Sudan Heart Center culture and media
Sudan Heart Center in Khartoum. Photo Robert/Flickr

The Ministry of Health provides health services in cooperation with the private sector and through other health sub-systems and health care organizations. These bodies organize health care on three levels: the public sector, National Health Insurance Fund which contributes to health financing and has its own private health facilities, and the private sector which is growing rapidly in major cities, with a focus on curative care.

According to official figures, there are 366 government hospitals of various capacities and another 185 hospitals owned by the private sector as well as more than 1,400 health care centres. The ratio of doctors per 100,000 citizens is 86. The same figures state that only 45.9% of the population benefits from health insurance services. Despite the fact that the number of health facilities in Sudan has grown significantly over the last ten years, privatization policies is making it difficult for more people, especially in rural areas, to access proper health care.

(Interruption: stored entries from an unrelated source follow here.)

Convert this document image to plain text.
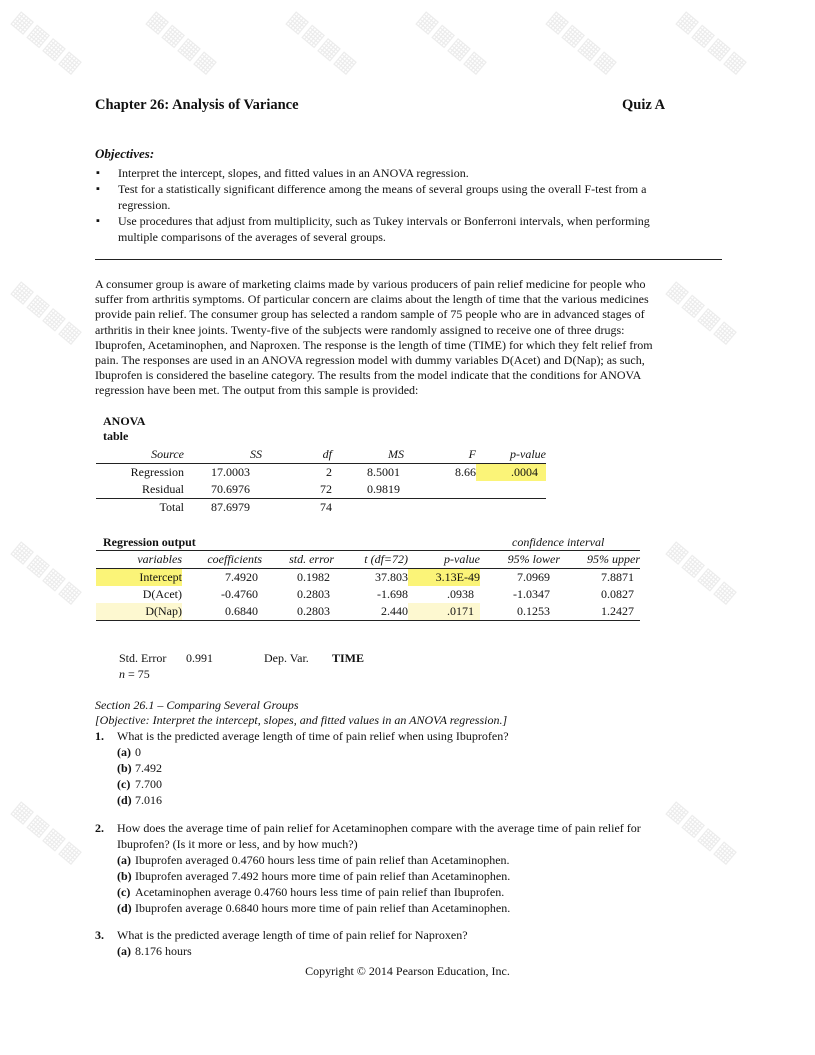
▦▦▦▦	▦▦▦▦	▦▦▦▦ ▦▦▦▦ ▦▦▦▦ ▦▦▦▦
▦▦▦▦	▦▦▦▦
▦▦▦▦	▦▦▦▦
▦▦▦▦	▦▦▦▦
Chapter 26: Analysis of Variance	Quiz A
Objectives:
▪ Interpret the intercept, slopes, and fitted values in an ANOVA regression.
▪ Test for a statistically significant difference among the means of several groups using the overall F-test from a
regression.
▪ Use procedures that adjust from multiplicity, such as Tukey intervals or Bonferroni intervals, when performing
multiple comparisons of the averages of several groups.
A consumer group is aware of marketing claims made by various producers of pain relief medicine for people who
suffer from arthritis symptoms. Of particular concern are claims about the length of time that the various medicines
provide pain relief. The consumer group has selected a random sample of 75 people who are in advanced stages of
arthritis in their knee joints. Twenty-five of the subjects were randomly assigned to receive one of three drugs:
Ibuprofen, Acetaminophen, and Naproxen. The response is the length of time (TIME) for which they felt relief from
pain. The responses are used in an ANOVA regression model with dummy variables D(Acet) and D(Nap); as such,
Ibuprofen is considered the baseline category. The results from the model indicate that the conditions for ANOVA
regression have been met. The output from this sample is provided:
ANOVA
table
Source	SS	df	MS	F	p-value
Regression	17.0003	2	8.5001	8.66	.0004
Residual	70.6976	72	0.9819		
Total	87.6979	74			
Regression output	confidence interval
variables	coefficients	std. error	t (df=72)	p-value	95% lower	95% upper
Intercept	7.4920	0.1982	37.803	3.13E-49	7.0969	7.8871
D(Acet)	-0.4760	0.2803	-1.698	.0938	-1.0347	0.0827
D(Nap)	0.6840	0.2803	2.440	.0171	0.1253	1.2427
Std. Error 0.991	Dep. Var. TIME
n = 75
Section 26.1 – Comparing Several Groups
[Objective: Interpret the intercept, slopes, and fitted values in an ANOVA regression.]
1. What is the predicted average length of time of pain relief when using Ibuprofen?
(a) 0
(b) 7.492
(c) 7.700
(d) 7.016
2. How does the average time of pain relief for Acetaminophen compare with the average time of pain relief for
Ibuprofen? (Is it more or less, and by how much?)
(a) Ibuprofen averaged 0.4760 hours less time of pain relief than Acetaminophen.
(b) Ibuprofen averaged 7.492 hours more time of pain relief than Acetaminophen.
(c) Acetaminophen average 0.4760 hours less time of pain relief than Ibuprofen.
(d) Ibuprofen average 0.6840 hours more time of pain relief than Acetaminophen.
3. What is the predicted average length of time of pain relief for Naproxen?
(a) 8.176 hours
Copyright © 2014 Pearson Education, Inc.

The funding system is based on user fees along with social solidarity programs. The social health insurance system was introduced in 1995, coinciding with the private sector expansion. However, the health insurance system is concentrated in urban and semi-urban areas. Millions of rural residents, particularly in areas affected by war, are not covered by the health insurance network. In 2006, free emergency care for the first 24 hours was introduced and, in 2008, financial support for pregnant women and children under the age of five became available.

Even so, maternal and child mortality rates in 2013 were higher than previous years. Sudan is still to achieve the Millennium Development Goals of reducing child mortality and improving maternal health. Child malnutrition is a serious health challenge.

Sudan is home to a number of tropical and infectious diseases. Malaria is the most deadly and widespread due to the high temperatures and poor drainage infrastructure. Malaria poses a national health threat, with more than 1.5 million cases reported in 2010 alone. Yellow fever, hepatitis A and typhoid are also common.